Reputation: 51
I am writing a program that basically takes a grammar as input in a custom format (and some other rules) and generate an OCaml program (a checker) that, once compiled can check if an expression is accepted or not according to the grammar and the rules.
I use OCaml for the generator, with Menhir to parse the grammar and the rules. For now, I have to write a parser by hand for all the grammars I want to generate a checker. I would like to generate the code for a parser automatically, like Menhir does.
I could output a Menhir grammar and call Menhir from my OCaml program, but it would be tedious to have a proper error handling.
Is there any way to use Menhir as back-end (give the grammar to it to produce the parser at runtime) or is there any library that can do that in OCaml (or C since it can be linked with OCaml)?
If it's possible, I would like to be able to express the rules in the format described by the grammar as well, is there any library that can generate interpreters at runtime as well?
Upvotes: 1
Views: 216
Reputation: 35280
This is a broad and very interesting cross-disciplinary research area, so I will not even try to provide a comprehensive answer but instead provide some links and guidelines (which sort of contradicts the spirit of SO, but probably we should otherwise close this question as too broad).
Several projects tried and successfully implemented interactive parsers. If we will focus on projects written in OCaml then the following come to mind first: camlp5, coq, ott. Out of this, the most interesting and easy to comprehend, in my opinion, is the latter one, Ott. They have implemented a GLR parser, based on the reduction worklist algorithm which described, besides others techniques, in Scott McPeak's thesis.

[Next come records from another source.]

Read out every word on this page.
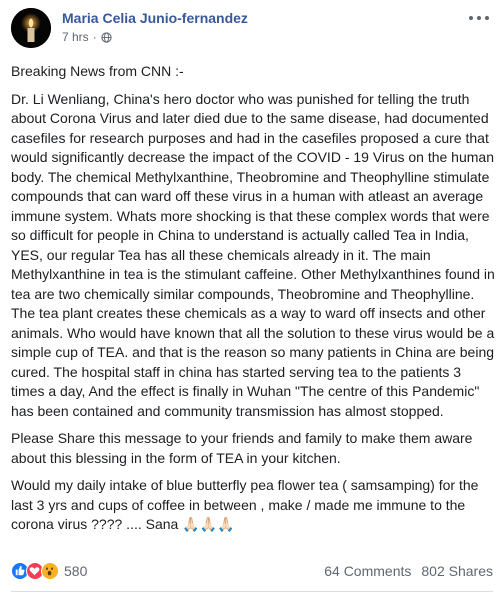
Maria Celia Junio-fernandez
7 hrs ·

Breaking News from CNN :-

Dr. Li Wenliang, China's hero doctor who was punished for telling the truth about Corona Virus and later died due to the same disease, had documented casefiles for research purposes and had in the casefiles proposed a cure that would significantly decrease the impact of the COVID - 19 Virus on the human body. The chemical Methylxanthine, Theobromine and Theophylline stimulate compounds that can ward off these virus in a human with atleast an average immune system. Whats more shocking is that these complex words that were so difficult for people in China to understand is actually called Tea in India, YES, our regular Tea has all these chemicals already in it. The main Methylxanthine in tea is the stimulant caffeine. Other Methylxanthines found in tea are two chemically similar compounds, Theobromine and Theophylline. The tea plant creates these chemicals as a way to ward off insects and other animals. Who would have known that all the solution to these virus would be a simple cup of TEA. and that is the reason so many patients in China are being cured. The hospital staff in china has started serving tea to the patients 3 times a day, And the effect is finally in Wuhan "The centre of this Pandemic" has been contained and community transmission has almost stopped.

Please Share this message to your friends and family to make them aware about this blessing in the form of TEA in your kitchen.

Would my daily intake of blue butterfly pea flower tea ( samsamping) for the last 3 yrs and cups of coffee in between , make / made me immune to the corona virus ???? .... Sana 🙏🏻🙏🏻🙏🏻

580	64 Comments 802 Shares
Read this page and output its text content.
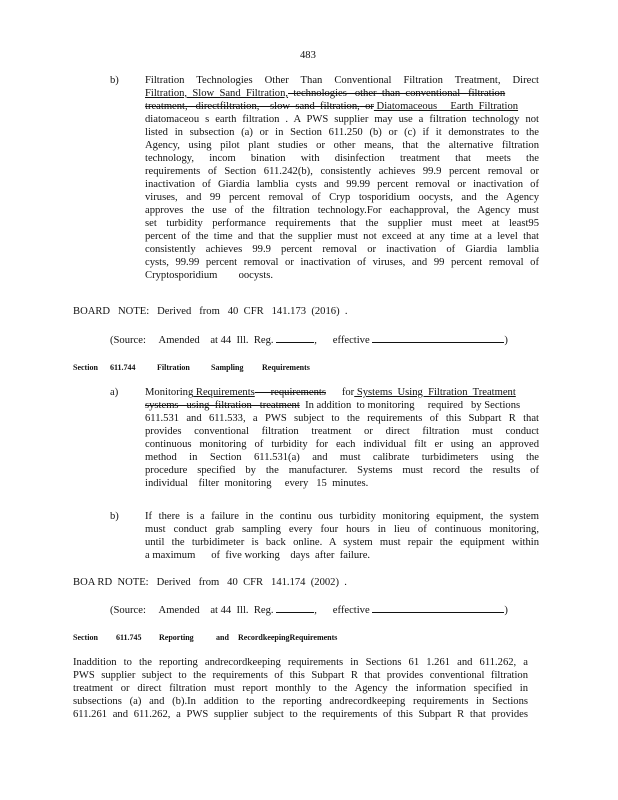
483
b) Filtration Technologies Other Than Conventional Filtration Treatment, Direct
Filtration,  Slow  Sand  Filtration,  technologies   other  than  conventional   filtration
treatment,   directfiltration,    slow  sand  filtration,  or Diatomaceous     Earth  Filtration
diatomaceou s earth filtration . A PWS supplier may use a filtration technology not
listed in subsection (a) or in Section 611.250 (b) or (c) if it demonstrates to the
Agency, using pilot plant studies or other means, that the alternative filtration
technology, incom bination with disinfection treatment that meets the
requirements of Section 611.242(b), consistently achieves 99.9 percent removal or
inactivation of Giardia lamblia cysts and 99.99 percent removal or inactivation of
viruses, and 99 percent removal of Cryp tosporidium oocysts, and the Agency
approves the use of the filtration technology.For eachapproval, the Agency must
set turbidity performance requirements that the supplier must meet at least95
percent of the time and that the supplier must not exceed at any time at a level that
consistently achieves 99.9 percent removal or inactivation of Giardia lamblia
cysts, 99.99 percent removal or inactivation of viruses, and 99 percent removal of
Cryptosporidium        oocysts.
BOARD   NOTE:   Derived   from   40  CFR   141.173  (2016)  .
(Source:     Amended    at 44  Ill.  Reg.	, effective	)
Section 611.744	Filtration	Sampling Requirements
a)	Monitoring Requirements      requirements      for Systems  Using  Filtration  Treatment
systems   using  filtration   treatment  In addition  to monitoring     required   by Sections
611.531 and 611.533, a PWS subject to the requirements of this Subpart R that
provides conventional filtration treatment or direct filtration must conduct
continuous monitoring of turbidity for each individual filt er using an approved
method in Section 611.531(a) and must calibrate turbidimeters using the
procedure specified by the manufacturer. Systems must record the results of
individual    filter  monitoring     every   15  minutes.
b) If there is a failure in the continu ous turbidity monitoring equipment, the system
must conduct grab sampling every four hours in lieu of continuous monitoring,
until the turbidimeter is back online. A system must repair the equipment within
a maximum      of  five working    days  after  failure.
BOA RD  NOTE:   Derived   from   40  CFR   141.174  (2002)  .
(Source:     Amended    at 44  Ill.  Reg.	, effective	)
Section 611.745 Reporting	and RecordkeepingRequirements
Inaddition to the reporting andrecordkeeping requirements in Sections 61 1.261 and 611.262, a
PWS supplier subject to the requirements of this Subpart R that provides conventional filtration
treatment or direct filtration must report monthly to the Agency the information specified in
subsections (a) and (b).In addition to the reporting andrecordkeeping requirements in Sections
611.261 and 611.262, a PWS supplier subject to the requirements of this Subpart R that provides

An alternative approach would be to refrain from the parser generation and stick to the monadic parsers. Since the monadic parser defines a context-dependent grammar as runtime value it is possible to specify any interaction between the runtime and the defined grammar. This is actually a boon and a bane, as it is possible to define totally nonsensible grammars with conflicts. But as always, with great power comes great responsibility. OCaml has plenty of monadic parser combinators libraries, the first two that come to mind are mparser and angstrom.